The reason I say trick is because you don’t get an entirely different planet. I mean, the landscape changes (i.e. from being rainy to desert-like) and the placement of items and enemies change. But for the most part it’s the same experience, story beats and all. This isn’t a bad thing mind you. Being able to go through an entertaining game with a different layout certainly extends the replay value. It’s like having multiple Dark Worlds in A Link to the Past, without encountering stronger enemies.


Exploring each world is wildly entertaining. This is due to the clever placement of secrets and how the game hints at their whereabouts; an intangible wall that looks slightly off during certain instances can be an exciting find. With just a few melee and ranged attacks, the combat isn’t as complex as it could be. Though things get better when new items, like bombs, are acquired. And while I didn’t care too much for the overworld enemies, the dungeon encounters were often thrilling. Usually the dungeon monsters were more menacing, grouped in larger numbers, and had alternate modes of attack. The bosses were even better. With tough patterns to spot and large life bars (I assume given how many times I had to whack them before they died), they proved to be the highlights of the game.  
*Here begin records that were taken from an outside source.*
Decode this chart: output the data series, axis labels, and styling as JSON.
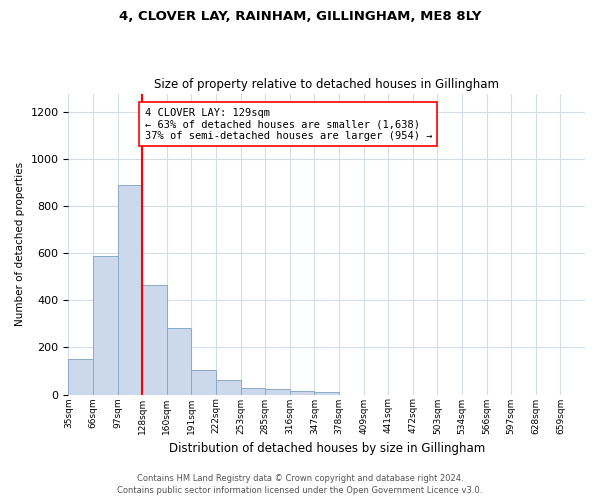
{
  "title1": "4, CLOVER LAY, RAINHAM, GILLINGHAM, ME8 8LY",
  "title2": "Size of property relative to detached houses in Gillingham",
  "xlabel": "Distribution of detached houses by size in Gillingham",
  "ylabel": "Number of detached properties",
  "bar_values": [
    150,
    590,
    893,
    465,
    283,
    105,
    62,
    28,
    22,
    15,
    10,
    0,
    0,
    0,
    0,
    0,
    0,
    0,
    0,
    0,
    0
  ],
  "tick_labels": [
    "35sqm",
    "66sqm",
    "97sqm",
    "128sqm",
    "160sqm",
    "191sqm",
    "222sqm",
    "253sqm",
    "285sqm",
    "316sqm",
    "347sqm",
    "378sqm",
    "409sqm",
    "441sqm",
    "472sqm",
    "503sqm",
    "534sqm",
    "566sqm",
    "597sqm",
    "628sqm",
    "659sqm"
  ],
  "bar_color": "#ccd9ec",
  "bar_edge_color": "#8aaac8",
  "vline_x": 3,
  "vline_color": "red",
  "annotation_text": "4 CLOVER LAY: 129sqm\n← 63% of detached houses are smaller (1,638)\n37% of semi-detached houses are larger (954) →",
  "annotation_box_color": "white",
  "annotation_box_edge_color": "red",
  "ylim": [
    0,
    1280
  ],
  "yticks": [
    0,
    200,
    400,
    600,
    800,
    1000,
    1200
  ],
  "footer1": "Contains HM Land Registry data © Crown copyright and database right 2024.",
  "footer2": "Contains public sector information licensed under the Open Government Licence v3.0.",
  "bg_color": "white",
  "grid_color": "#d4dce8"
}
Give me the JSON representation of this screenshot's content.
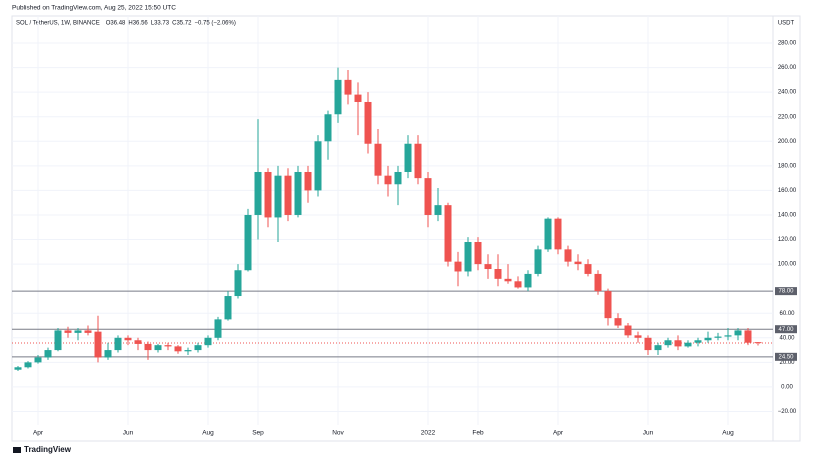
{
  "header": {
    "published": "Published on TradingView.com, Aug 25, 2022 15:50 UTC",
    "brand": "TradingView"
  },
  "chart_data": {
    "type": "candlestick",
    "currency": "USDT",
    "categories": [
      null,
      null,
      "Apr",
      null,
      null,
      null,
      null,
      null,
      null,
      null,
      null,
      "Jun",
      null,
      null,
      null,
      null,
      null,
      null,
      null,
      "Aug",
      null,
      null,
      null,
      null,
      "Sep",
      null,
      null,
      null,
      null,
      null,
      null,
      null,
      "Nov",
      null,
      null,
      null,
      null,
      null,
      null,
      null,
      null,
      "2022",
      null,
      null,
      null,
      null,
      "Feb",
      null,
      null,
      null,
      null,
      null,
      null,
      null,
      "Apr",
      null,
      null,
      null,
      null,
      null,
      null,
      null,
      null,
      "Jun",
      null,
      null,
      null,
      null,
      null,
      null,
      null,
      "Aug",
      null,
      null,
      null
    ],
    "series": [
      {
        "name": "SOL / TetherUS, 1W, BINANCE",
        "up_color": "#26a69a",
        "down_color": "#ef5350",
        "open": [
          14,
          16,
          20,
          24,
          30,
          46,
          44,
          46,
          45,
          24,
          30,
          40,
          38,
          35,
          30,
          34,
          33,
          29,
          30,
          34,
          40,
          55,
          74,
          95,
          140,
          175,
          138,
          172,
          140,
          175,
          160,
          200,
          222,
          250,
          238,
          232,
          198,
          172,
          165,
          175,
          198,
          170,
          140,
          148,
          102,
          94,
          118,
          100,
          96,
          88,
          86,
          81,
          92,
          112,
          137,
          112,
          102,
          100,
          92,
          78,
          56,
          50,
          42,
          40,
          30,
          34,
          38,
          33,
          36,
          38,
          40,
          41,
          42,
          46,
          36.48
        ],
        "high": [
          17,
          21,
          26,
          32,
          48,
          49,
          48,
          50,
          58,
          36,
          42,
          42,
          40,
          37,
          35,
          36,
          34,
          32,
          36,
          42,
          57,
          78,
          100,
          145,
          218,
          178,
          180,
          178,
          180,
          180,
          205,
          225,
          260,
          258,
          248,
          240,
          210,
          180,
          180,
          205,
          205,
          175,
          162,
          150,
          110,
          122,
          122,
          108,
          108,
          100,
          90,
          95,
          115,
          138,
          138,
          115,
          108,
          104,
          95,
          80,
          60,
          52,
          45,
          42,
          36,
          40,
          42,
          38,
          40,
          45,
          44,
          48,
          48,
          48,
          36.56
        ],
        "low": [
          13,
          15,
          19,
          22,
          29,
          40,
          38,
          42,
          20,
          22,
          28,
          34,
          30,
          22,
          28,
          30,
          27,
          26,
          28,
          32,
          38,
          54,
          72,
          94,
          120,
          130,
          118,
          135,
          138,
          150,
          155,
          185,
          215,
          230,
          205,
          190,
          165,
          155,
          148,
          170,
          165,
          130,
          135,
          98,
          82,
          90,
          95,
          88,
          82,
          84,
          80,
          78,
          90,
          110,
          108,
          98,
          95,
          90,
          75,
          50,
          48,
          40,
          36,
          26,
          26,
          32,
          30,
          32,
          33,
          36,
          38,
          38,
          38,
          34,
          33.73
        ],
        "close": [
          16,
          20,
          24,
          30,
          46,
          44,
          46,
          44,
          24,
          30,
          40,
          38,
          35,
          30,
          34,
          33,
          29,
          30,
          34,
          40,
          55,
          74,
          95,
          140,
          175,
          138,
          172,
          140,
          175,
          160,
          200,
          222,
          250,
          238,
          232,
          198,
          172,
          165,
          175,
          198,
          170,
          140,
          148,
          102,
          94,
          118,
          100,
          96,
          88,
          86,
          81,
          92,
          112,
          137,
          112,
          102,
          100,
          92,
          78,
          56,
          50,
          42,
          40,
          30,
          34,
          38,
          33,
          36,
          38,
          40,
          41,
          42,
          46,
          36,
          35.72
        ]
      }
    ],
    "ohlc_labels": [
      "O36.48",
      "H36.56",
      "L33.73",
      "C35.72",
      "−0.75 (−2.06%)"
    ],
    "levels": [
      {
        "value": 78,
        "label": "78.00"
      },
      {
        "value": 47,
        "label": "47.00"
      },
      {
        "value": 24.5,
        "label": "24.50"
      }
    ],
    "last_price": 35.72,
    "ylim": [
      -31,
      302
    ],
    "yticks": [
      {
        "value": 280,
        "label": "280.00"
      },
      {
        "value": 260,
        "label": "260.00"
      },
      {
        "value": 240,
        "label": "240.00"
      },
      {
        "value": 220,
        "label": "220.00"
      },
      {
        "value": 200,
        "label": "200.00"
      },
      {
        "value": 180,
        "label": "180.00"
      },
      {
        "value": 160,
        "label": "160.00"
      },
      {
        "value": 140,
        "label": "140.00"
      },
      {
        "value": 120,
        "label": "120.00"
      },
      {
        "value": 100,
        "label": "100.00"
      },
      {
        "value": 60,
        "label": "60.00"
      },
      {
        "value": 40,
        "label": "40.00"
      },
      {
        "value": 20,
        "label": "20.00"
      },
      {
        "value": 0,
        "label": "0.00"
      },
      {
        "value": -20,
        "label": "−20.00"
      }
    ],
    "grid": true
  }
}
The plot isn’t very compelling, so the challenging gameplay is what kept me going. The game can lean too hard toward being difficult though. Songbringer will show its teeth sooner or later depending on where you go early on. This is because even though it isn’t meant to be a linear game, the dungeons do go in order. If you find say, the fifth dungeon before you find the first one, you’ll have a hard time completing it. Many dungeons have puzzles that seemed to require specific artifacts, to begin with at least. Certain combinations of weapons and abilities help to balance the scales. Combining my dash with an ice item allowed me to freeze enemies when I ran by them. This also made it possible to freeze water, giving me a way to circumvent certain obstacles.


It’s also possible to run into tougher enemies sooner than later. My first world populated in such a way that I didn’t come across certain monsters until I had gained more hit points. That wasn’t the case on my second one. Within moments of obtaining my sword, I ran into a horned warrior that usually resided in dungeons. The main reason I created a new world was because of the last boss. This powerful enemy had multiple forms, hard hitting abilities, and a crazy amount of life. Even after finding a weakness – taking a certain item when he goes intangible eliminates an entire segment of the battle – he still proved to be too much. I don’t know if I missed something along the way, an item or ability that would have helped, or if my techniques were flawed.
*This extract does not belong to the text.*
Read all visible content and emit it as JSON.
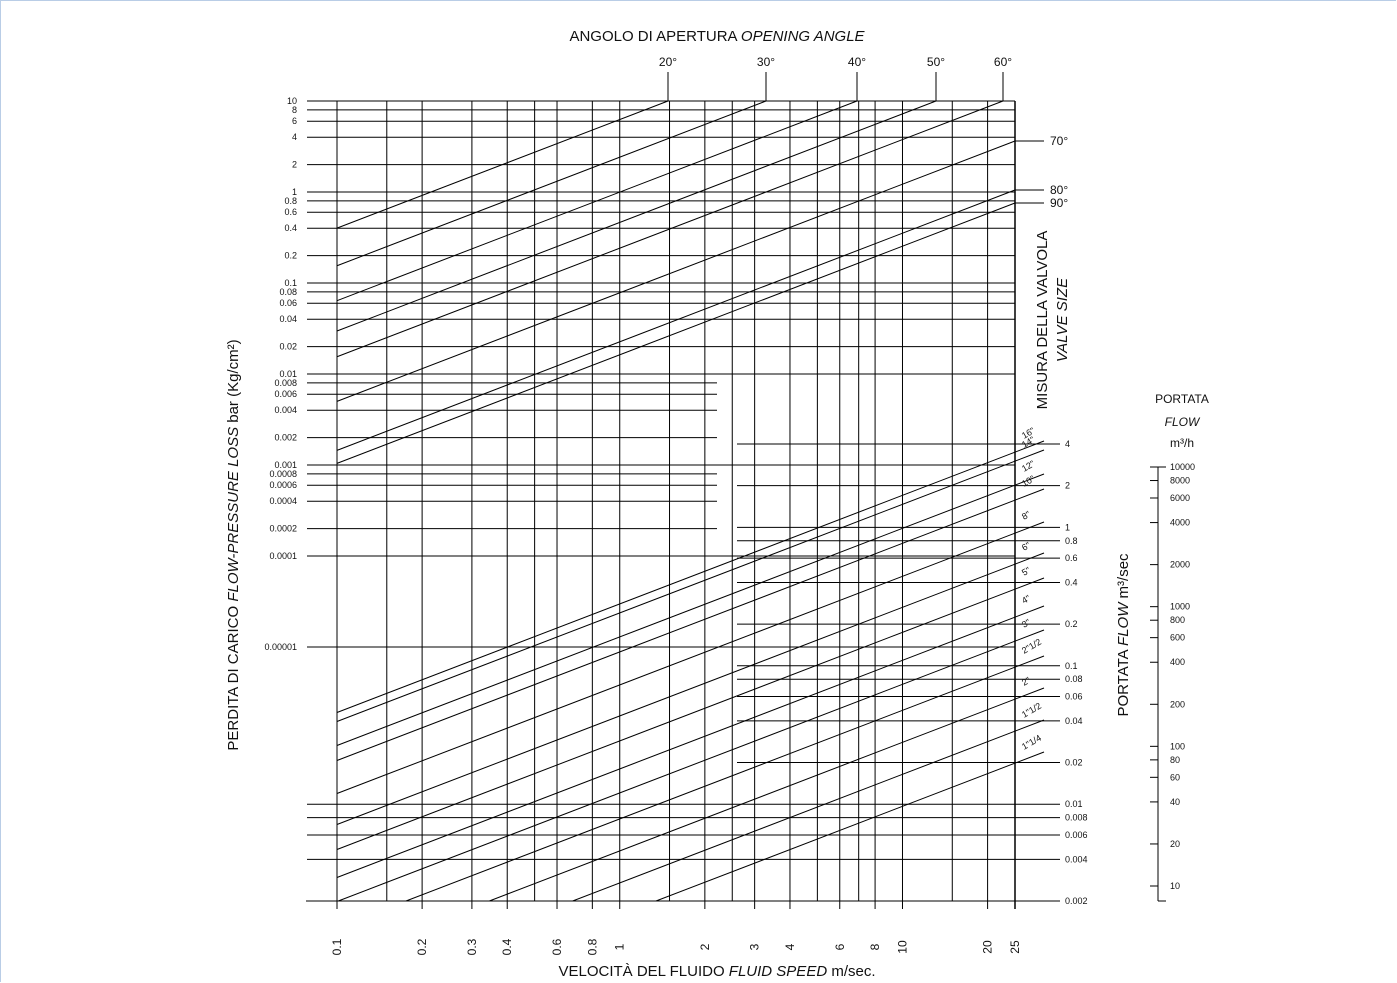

So, I started a new world and set out to see if I could do better. Maybe locate a more powerful weapon. The rougher start washed away that notion, leaving me with few options. Go back and try to complete a frustratingly tough fight, try again at creating an “easier” world, or stop playing. I chose to stop playing…for now. I’m sure I’ll come back and slay the fowl beast later. It’s just that, hitting a brick wall at the very end just sucked all of the life out of the experience for me. And with a nonexistent plot, the only incentive for me to finish the game would have been an achievement.
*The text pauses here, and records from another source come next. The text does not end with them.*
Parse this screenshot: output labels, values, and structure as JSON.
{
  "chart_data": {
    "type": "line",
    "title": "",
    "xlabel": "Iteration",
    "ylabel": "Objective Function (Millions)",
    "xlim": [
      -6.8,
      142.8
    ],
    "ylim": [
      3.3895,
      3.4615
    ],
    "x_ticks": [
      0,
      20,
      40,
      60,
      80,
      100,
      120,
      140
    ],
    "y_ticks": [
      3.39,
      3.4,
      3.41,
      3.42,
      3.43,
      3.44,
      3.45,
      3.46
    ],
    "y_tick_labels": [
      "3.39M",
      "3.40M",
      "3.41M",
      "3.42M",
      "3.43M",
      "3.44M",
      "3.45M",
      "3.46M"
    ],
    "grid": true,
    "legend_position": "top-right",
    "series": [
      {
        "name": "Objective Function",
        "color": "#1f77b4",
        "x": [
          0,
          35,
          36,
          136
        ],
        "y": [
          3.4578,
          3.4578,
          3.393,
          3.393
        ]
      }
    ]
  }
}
Songbringer is entertaining. I believe the main reason I enjoyed (most) of my time in-game was due to how it reminded me of Zelda though. And while the game seemed balanced up until I hit the final boss, I don’t feel compelled to keep playing despite how the procedural aspects encourage multiple playthroughs. Again, that’s not to say that it’s just a Zelda clone. Wizard Fu Games should be proud of what they created, regardless of why their game was well received.  

Gameplay: 7
Songbringer is provides an engaging experience, but it falters with balancing difficulty ranges, thanks to the procedural aspects.

Graphics: 9
The retro inspired graphics are quite charming to say the least.

Sound: 8
I dig the music.

Replay Value: 7
The procedural element helps in this regard. Most of the important stuff is the same though; you won’t see new enemies or special bosses when creating different worlds. It really comes down to how much you enjoyed the base gameplay.